Fortunately, there are some sane comments:
  • If there are gipsy Roma families that are causing trouble or mistreating their children, they need to be dealt with like people from any other minority. Such cases shouldn’t simply be seen as an opportunity to gain votes or to sell a few more newspapers. Crime is the symptom of a greater problem, and if the problems aren’t dealt with then the problem persists. Ultimately society decides what kind of world we are going to live in. When people are excluded from society they make their own rules. I don’t say that is right it is just the way it goes. Catching criminals and punishing them is essential, but it doesn’t change any thing. Changing hearts and minds, changes everything.

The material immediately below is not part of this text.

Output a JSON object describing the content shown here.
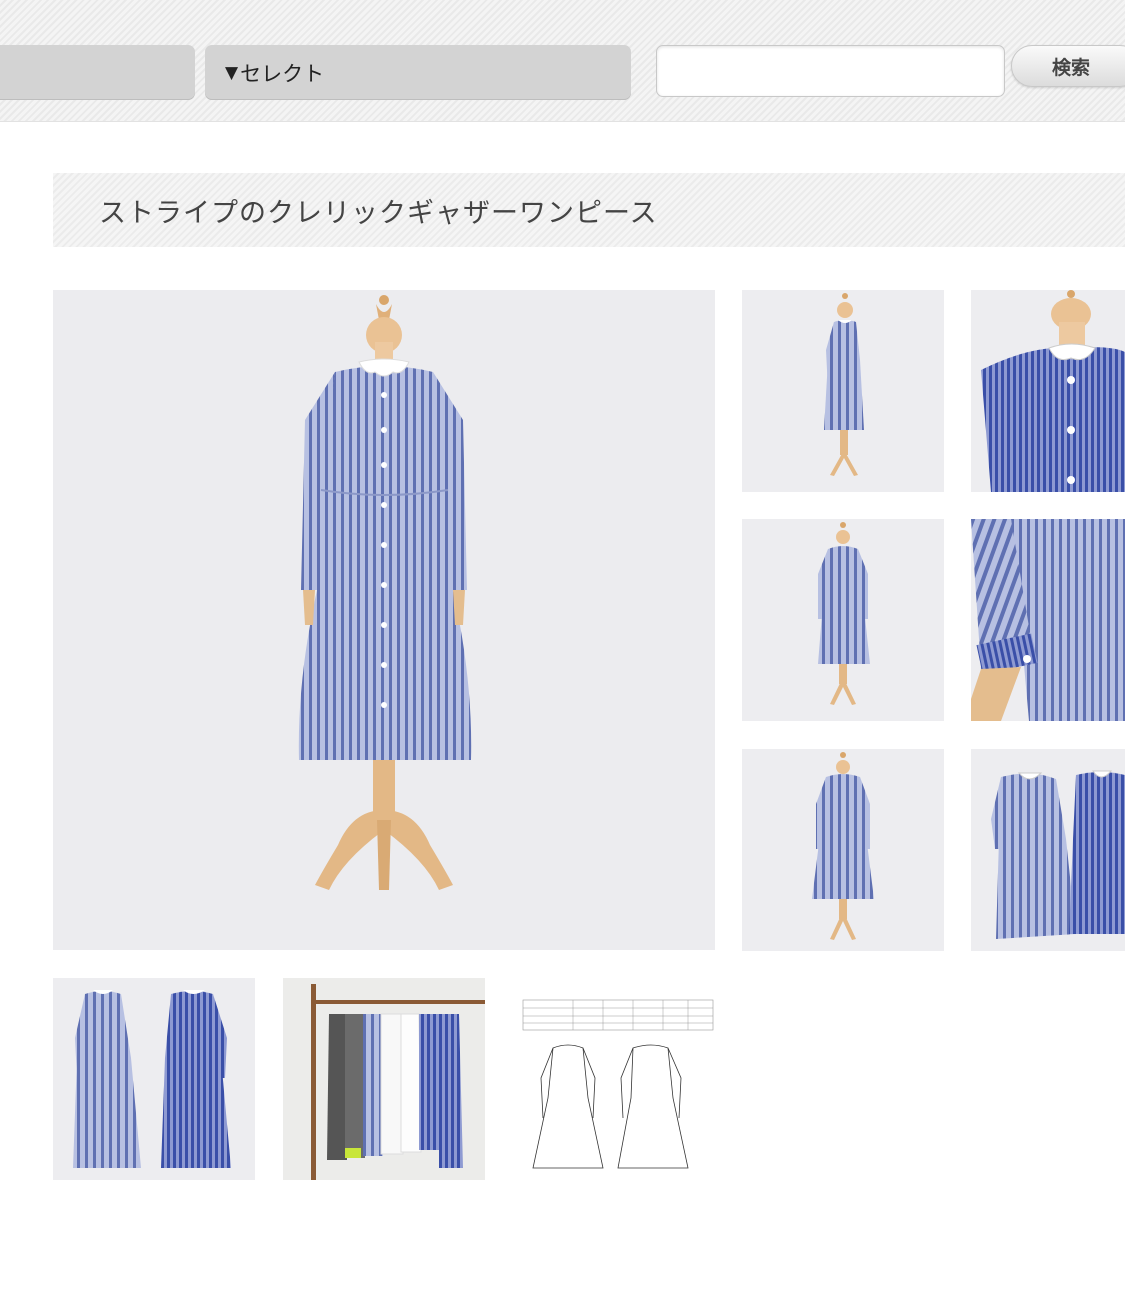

    - Joseph G. Jones (The Gypsy Council Ltd, Secretary), Amersham Bucks, 1/7/2008 8:00

The Council's site is currently under reconstruction (imagine Mail comments about tarmac etc) but there is an interesting affiliated 'permanent site' here.
  • The comments here are disgusting. Fingerprinting children of a minority because they are from a minority? Even the Catholic Church has condemned it yet people here think it is common sense. Really quite unreal.

    - Kevin Boatang, London, 1/7/2008 10:05

There is daylight robbery in Milan: over £4 for a pint of piss poor Peroni.